Is 40, 1-5, 9-11
Ps 85
2 Pt 3:8-14
Mk 1:1-8
Several years ago, I noticed that Advent was the first part of the word “adventure.” Something, I thought, worth pondering. Last week, I found myself pondering the hazardous adventure of Christmas shopping, which is a very strange kind of event when you stop to think about it. Physical combat doesn’t seem to be as common among Christmas shoppers today as it was a few years ago, but it still happens. Then there’s the struggle to see who in the neighborhood can get the most lights up on the trees and bushes and eaves and railings. There’s even a TV reality series about the competition. Not that it has much to do with the birth of the Messiah. The main thing still seems to be shopping.
A different kind of adventure is offered us in the readings for this second Sunday of Advent, which center on the power of repentance and forgiveness, the theme linking the three beautiful texts from today’s liturgy of the Word.
In the first reading, we encounter the passage from the fortieth chapter of Isaiah, perhaps most familiar to us in the King James version, which was so beautifully set to music by Handel at the beginning of the Messiah. What we hear these days is still powerful and slightly more accurate:
Speak tenderly to Jerusalem, and cry to her that her tribulation is ended, that her iniquity is pardoned, that she has received from the Lord’s hand double for all her sins [Isaiah 40: 2].
The Hebrew word for “pardon” here is ratsah, which basically means to be pleased with someone, especially because they have satisfied a debt, that they are reconciled, and therefore favored. It also means “pardon” and “please” as when we beg someone’s forgiveness for an offense or even ask for help, por favor. Here, it is God who is pardoning, but who had earlier doubled the penalty for Israel’s rejection of the path of justice. Now all that is past, wiped out, the slate cleaned, the debt paid.
The financial metaphor involved in the preaching of forgiveness carried over into Christian times. Jesus uses it frequently. We still echo it when we speak of our debts to God and each other. Bankers, lawyers, and mortgage companies still use the vocabulary of forgiveness when a loan is written off – except, it seems, for student loan debt, which is arguably the cruelest of all and constantly increasing. Debt forgiveness may not be the happiest simile, but it is a relevant one. When we injure one another by our sinfulness, we enter into debt, both to those we have hurt, and to God, who takes on the hurt of the world.
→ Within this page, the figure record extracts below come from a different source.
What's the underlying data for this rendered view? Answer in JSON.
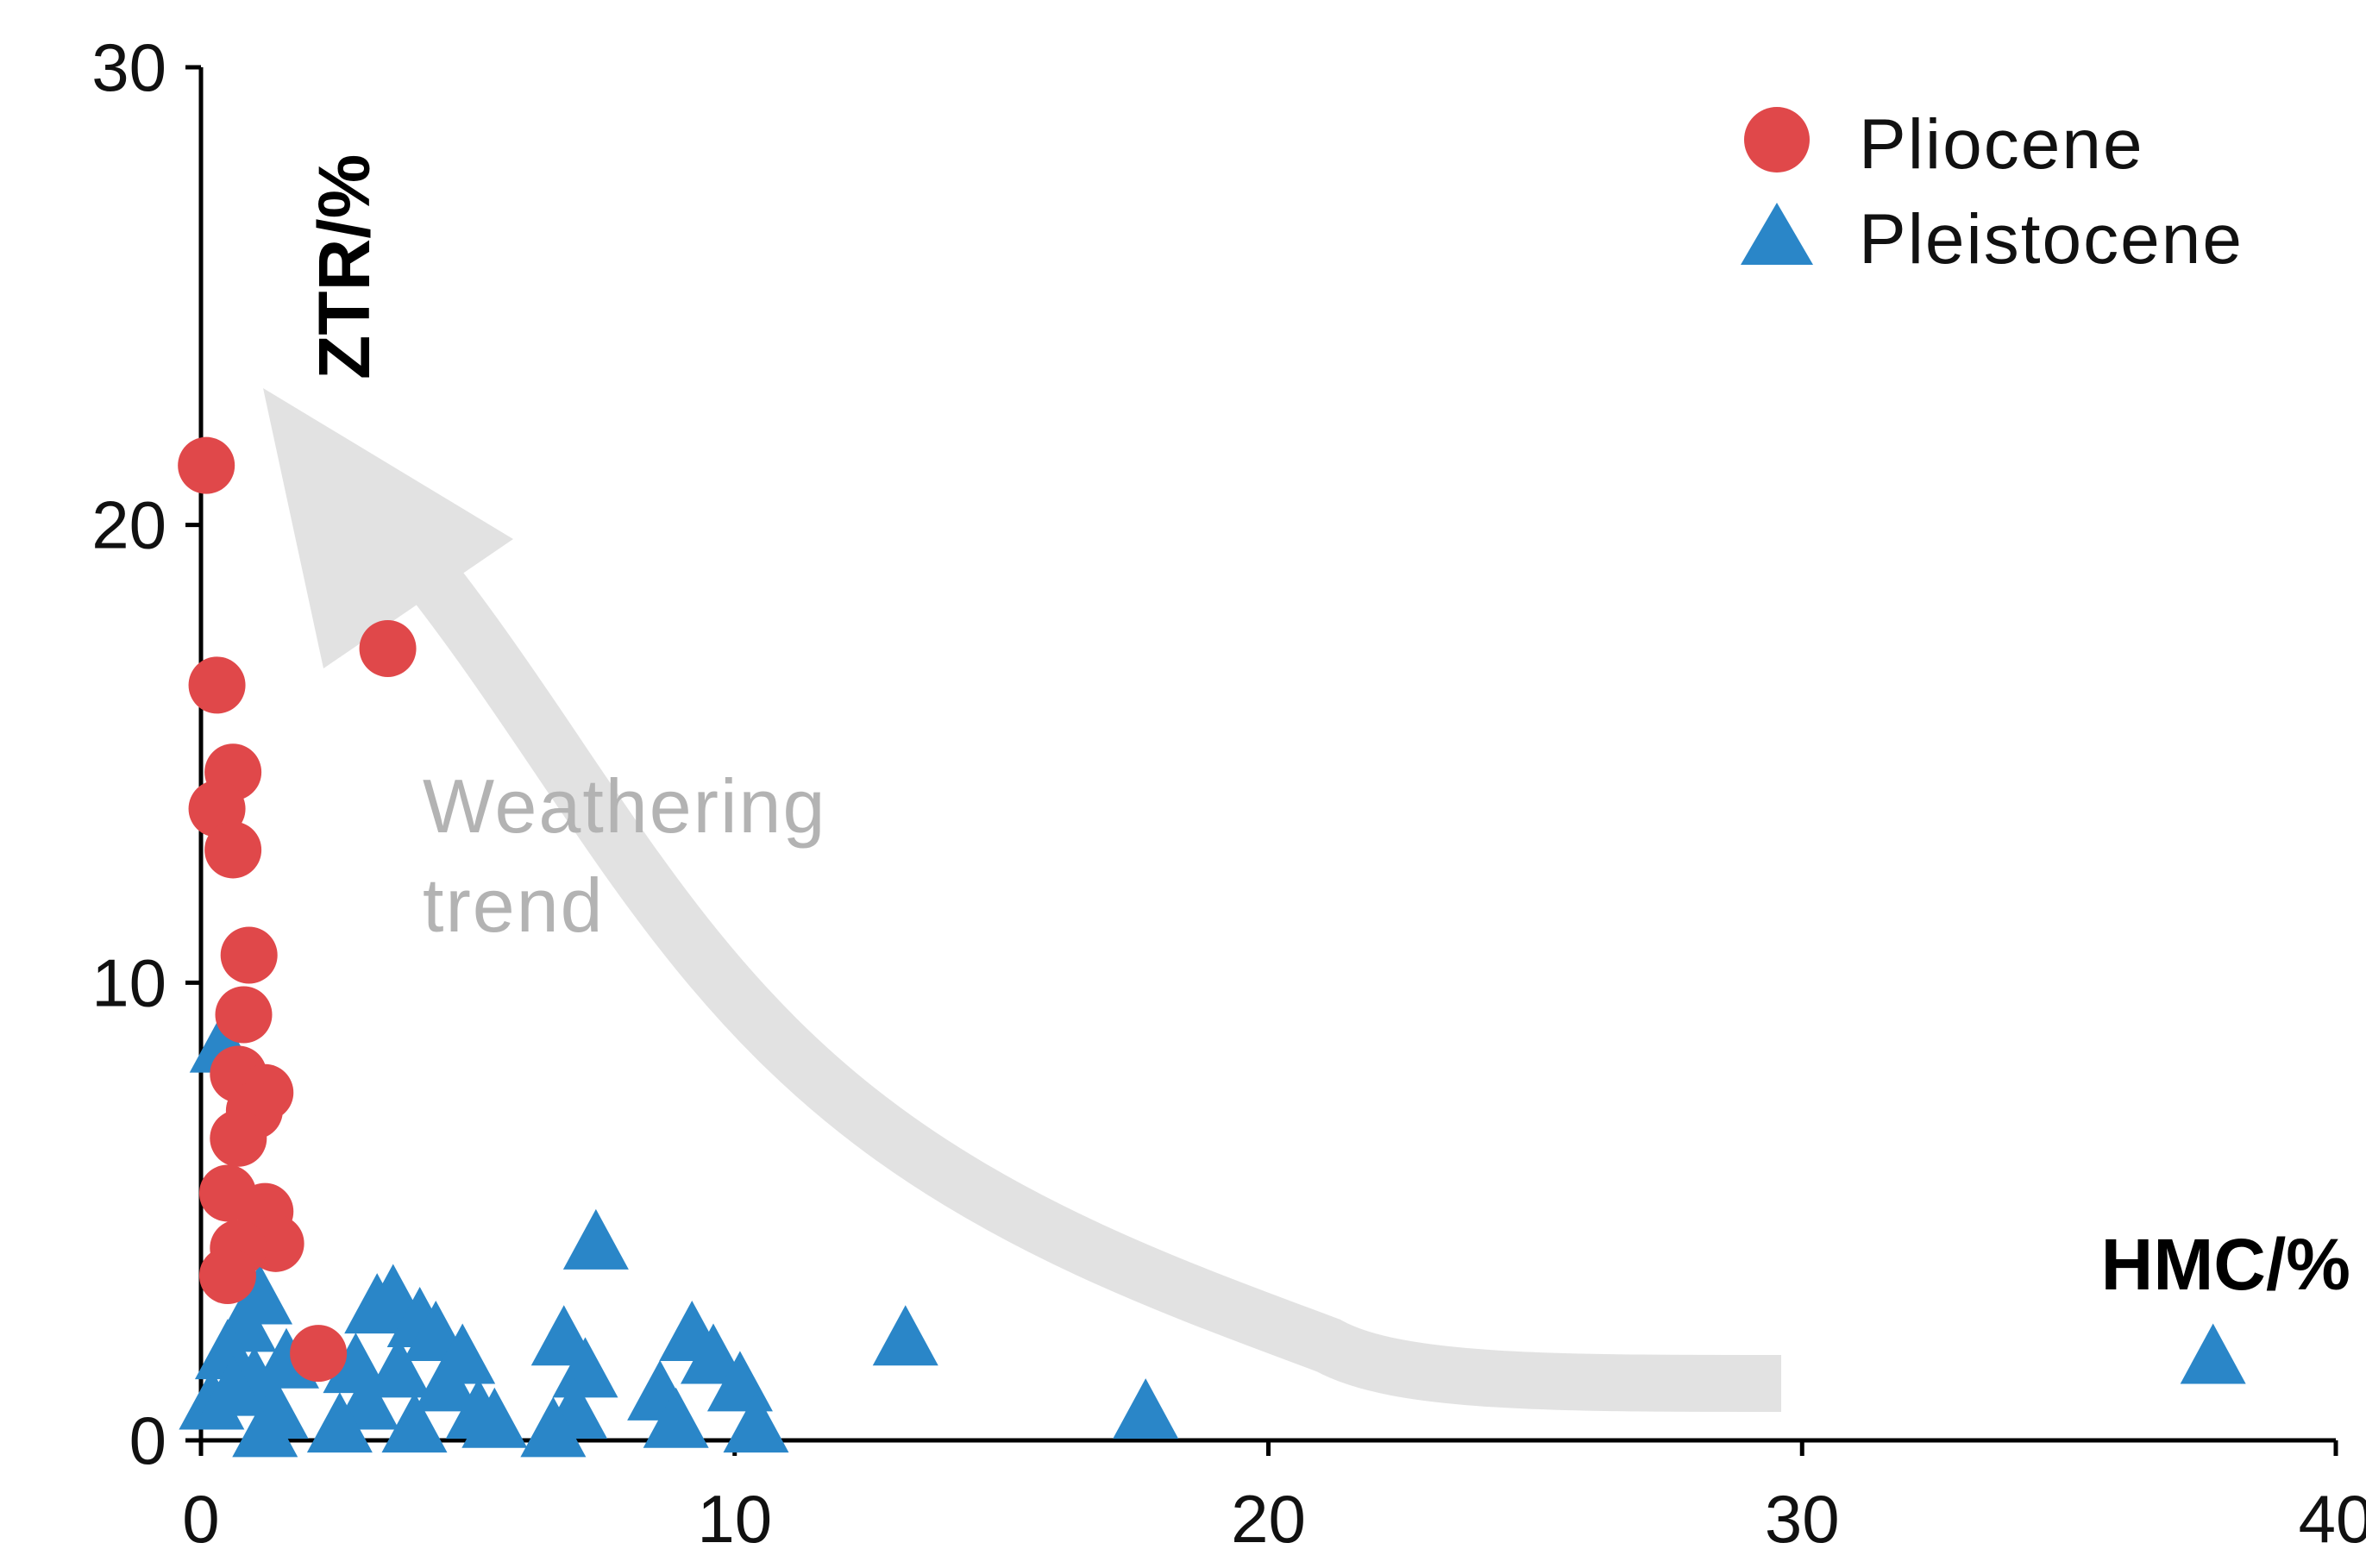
{
  "chart_data": {
    "type": "scatter",
    "xlabel": "HMC/%",
    "ylabel": "ZTR/%",
    "xlim": [
      0,
      40
    ],
    "ylim": [
      0,
      30
    ],
    "x_ticks": [
      "0",
      "10",
      "20",
      "30",
      "40"
    ],
    "y_ticks": [
      "0",
      "10",
      "20",
      "30"
    ],
    "grid": false,
    "legend_position": "top-right",
    "annotation": {
      "line1": "Weathering",
      "line2": "trend"
    },
    "colors": {
      "pliocene": "#e0484a",
      "pleistocene": "#2a86c8",
      "arrow": "#e2e2e2",
      "axis": "#000000"
    },
    "series": [
      {
        "name": "Pliocene",
        "marker": "circle",
        "points": [
          [
            0.1,
            21.3
          ],
          [
            3.5,
            17.3
          ],
          [
            0.3,
            16.5
          ],
          [
            0.6,
            14.6
          ],
          [
            0.3,
            13.8
          ],
          [
            0.6,
            12.9
          ],
          [
            0.9,
            10.6
          ],
          [
            0.8,
            9.3
          ],
          [
            0.7,
            8.0
          ],
          [
            1.2,
            7.6
          ],
          [
            1.0,
            7.2
          ],
          [
            0.7,
            6.6
          ],
          [
            0.5,
            5.4
          ],
          [
            1.2,
            5.0
          ],
          [
            1.4,
            4.3
          ],
          [
            0.7,
            4.2
          ],
          [
            0.5,
            3.6
          ],
          [
            2.2,
            1.9
          ]
        ]
      },
      {
        "name": "Pleistocene",
        "marker": "triangle",
        "points": [
          [
            0.4,
            8.6
          ],
          [
            0.8,
            2.5
          ],
          [
            1.1,
            3.1
          ],
          [
            0.5,
            1.9
          ],
          [
            1.0,
            1.3
          ],
          [
            0.2,
            0.8
          ],
          [
            1.4,
            0.6
          ],
          [
            1.2,
            0.2
          ],
          [
            0.6,
            1.1
          ],
          [
            1.6,
            1.7
          ],
          [
            3.3,
            2.9
          ],
          [
            3.6,
            3.1
          ],
          [
            4.1,
            2.6
          ],
          [
            4.4,
            2.3
          ],
          [
            2.9,
            1.6
          ],
          [
            3.1,
            0.8
          ],
          [
            3.7,
            1.5
          ],
          [
            4.6,
            1.2
          ],
          [
            5.2,
            0.6
          ],
          [
            5.5,
            0.4
          ],
          [
            2.6,
            0.3
          ],
          [
            4.0,
            0.3
          ],
          [
            4.9,
            1.8
          ],
          [
            6.8,
            2.2
          ],
          [
            7.2,
            1.5
          ],
          [
            7.0,
            0.6
          ],
          [
            6.6,
            0.2
          ],
          [
            7.4,
            4.3
          ],
          [
            8.6,
            1.0
          ],
          [
            8.9,
            0.4
          ],
          [
            9.2,
            2.3
          ],
          [
            9.6,
            1.8
          ],
          [
            10.1,
            1.2
          ],
          [
            10.4,
            0.3
          ],
          [
            13.2,
            2.2
          ],
          [
            17.7,
            0.6
          ],
          [
            37.7,
            1.8
          ]
        ]
      }
    ]
  }
}
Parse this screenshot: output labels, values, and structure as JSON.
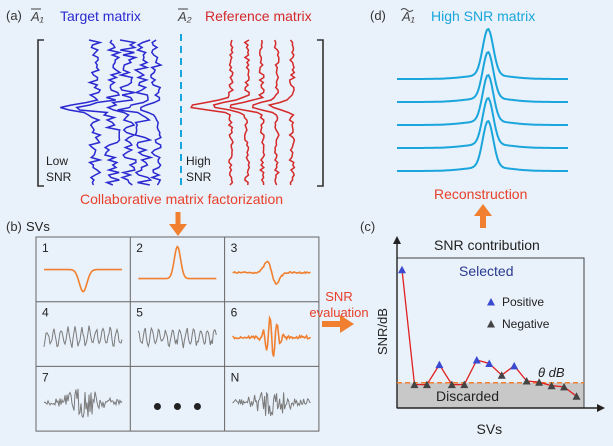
{
  "panel_a": {
    "label": "(a)",
    "target_symbol": "A₁",
    "target_title": "Target matrix",
    "reference_symbol": "A₂",
    "reference_title": "Reference matrix",
    "low_snr_line1": "Low",
    "low_snr_line2": "SNR",
    "high_snr_line1": "High",
    "high_snr_line2": "SNR",
    "factorization_label": "Collaborative matrix factorization"
  },
  "panel_b": {
    "label": "(b)",
    "title": "SVs",
    "cells": [
      {
        "index": "1",
        "kind": "dip"
      },
      {
        "index": "2",
        "kind": "peak"
      },
      {
        "index": "3",
        "kind": "dispersive"
      },
      {
        "index": "4",
        "kind": "noise"
      },
      {
        "index": "5",
        "kind": "noise"
      },
      {
        "index": "6",
        "kind": "burst"
      },
      {
        "index": "7",
        "kind": "noise-burst"
      },
      {
        "index": "",
        "kind": "ellipsis"
      },
      {
        "index": "N",
        "kind": "noise-burst"
      }
    ]
  },
  "panel_c": {
    "label": "(c)",
    "title": "SNR contribution",
    "ylabel": "SNR/dB",
    "xlabel": "SVs",
    "selected_label": "Selected",
    "discarded_label": "Discarded",
    "threshold_label": "θ dB",
    "legend_positive": "Positive",
    "legend_negative": "Negative",
    "evaluation_line1": "SNR",
    "evaluation_line2": "evaluation"
  },
  "panel_d": {
    "label": "(d)",
    "symbol": "A₁",
    "title": "High SNR matrix",
    "reconstruction_label": "Reconstruction"
  },
  "colors": {
    "target": "#2a2ad0",
    "reference": "#d42a2a",
    "highsnr": "#1aa6dc",
    "orange": "#f08030",
    "red_text": "#e8402a",
    "grey_trace": "#7a7a7a",
    "marker": "#3a4ad0",
    "marker_neg": "#444444"
  },
  "chart_data": {
    "type": "line",
    "title": "SNR contribution",
    "xlabel": "SVs",
    "ylabel": "SNR/dB",
    "threshold": "θ",
    "series": [
      {
        "name": "Positive",
        "x": [
          1,
          4,
          7,
          8,
          10
        ],
        "y": [
          10.5,
          2.4,
          2.8,
          2.5,
          2.3
        ]
      },
      {
        "name": "Negative",
        "x": [
          2,
          3,
          5,
          6,
          9,
          11,
          12,
          13,
          14,
          15
        ],
        "y": [
          0.7,
          0.7,
          0.7,
          0.7,
          1.5,
          1.0,
          0.9,
          0.6,
          0.5,
          -0.3
        ]
      }
    ],
    "line": {
      "x": [
        1,
        2,
        3,
        4,
        5,
        6,
        7,
        8,
        9,
        10,
        11,
        12,
        13,
        14,
        15
      ],
      "y": [
        10.5,
        0.7,
        0.7,
        2.4,
        0.7,
        0.7,
        2.8,
        2.5,
        1.5,
        2.3,
        1.0,
        0.9,
        0.6,
        0.5,
        -0.3
      ]
    },
    "threshold_value": 0.85
  }
}
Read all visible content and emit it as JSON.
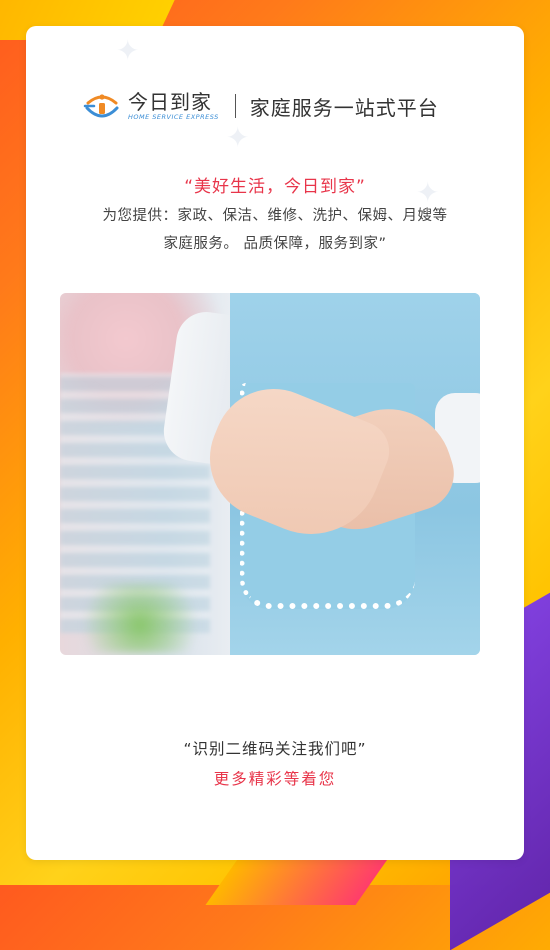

This has become terribly evident in the events of the last couple of weeks. Early on Saturday, two more hostages were killed for what are increasingly if wrongly identified as religious reasons. For days across this nation, protests filled the streets of major cities. We can understand when angry citizens protest manifest inequality and brutality in the execution of the law. Walter Brueggermann, the great scripture scholar, reminded us years ago that the role of the prophet is public lamentation in the face of injustice. But when a family finds it possible to speak of forgiveness in the face of the death of their loved ones at the hands of the police or foreign terrorists, I hear an echo of the Lord’s Prayer. I hear Jesus teaching.
Turning back to God, finding our way again, the great Advent theme and great adventure of our lives, requires a settling of debts. On God’s part, it is remarkably simple: forgiveness is there to be taken, abundantly, and completely. The only hitch is the condition that we be as willing to forgive each other, so that God’s forgiveness can take possession of us. Jesus never tires of repeating that our unwillingness to forgive each other limits the effectiveness of God’s forgiveness in our case.
It’s all too easy to forget the little commentary that follows the Lord’s Prayer in Matthew’s gospel:
…if you forgive people their transgressions, your heavenly Father also will forgive you; but if you do not forgive others their transgressions, neither will your Father forgive yours [Mat 6:14-15].
The second Letter of Peter seems to pass quickly over the theme of repentance and forgiveness in its enthusiasm for grand eschatological drama, but in fact, it lies at the heart of his message, too.
The Lord is not slow about his promise as some count slowness, but is forbearing toward you, not wishing that any should perish, but that all should reach repentance [2 Peter 3:9].
The word the author uses here is metanoia, one of the most important words the New Testament. It has nothing to do with punishment, penance, or penalty, like the Latin word paenitere. It means to change our way of thinking, to reverse a decision, to change direction. The richly metaphorical language of the Second Epistle of Peter evokes a certain feeling of dread anticipation, one not diminished by the imagery of the approach of a thief, a use so prevalent in New Testament texts that there is no reason to doubt that it came from Jesus himself. We have no time to waste. The need for a change of mind and heart is urgent now.
But it is the opening of the Gospel of Mark that returns us most forcefully to the theme of repentance and forgiveness, introducing the main character of the Advent readings, John the Baptizer, who came to prepare Christ’s way in the wilderness. John, too, preached metanoia. And of course, Jesus preached the same message, the urgent need for a whole new way of thinking, feeling, and acting grounded in love and expressed in forgiveness and reconciliation, which may be the greatest Christmas present of all.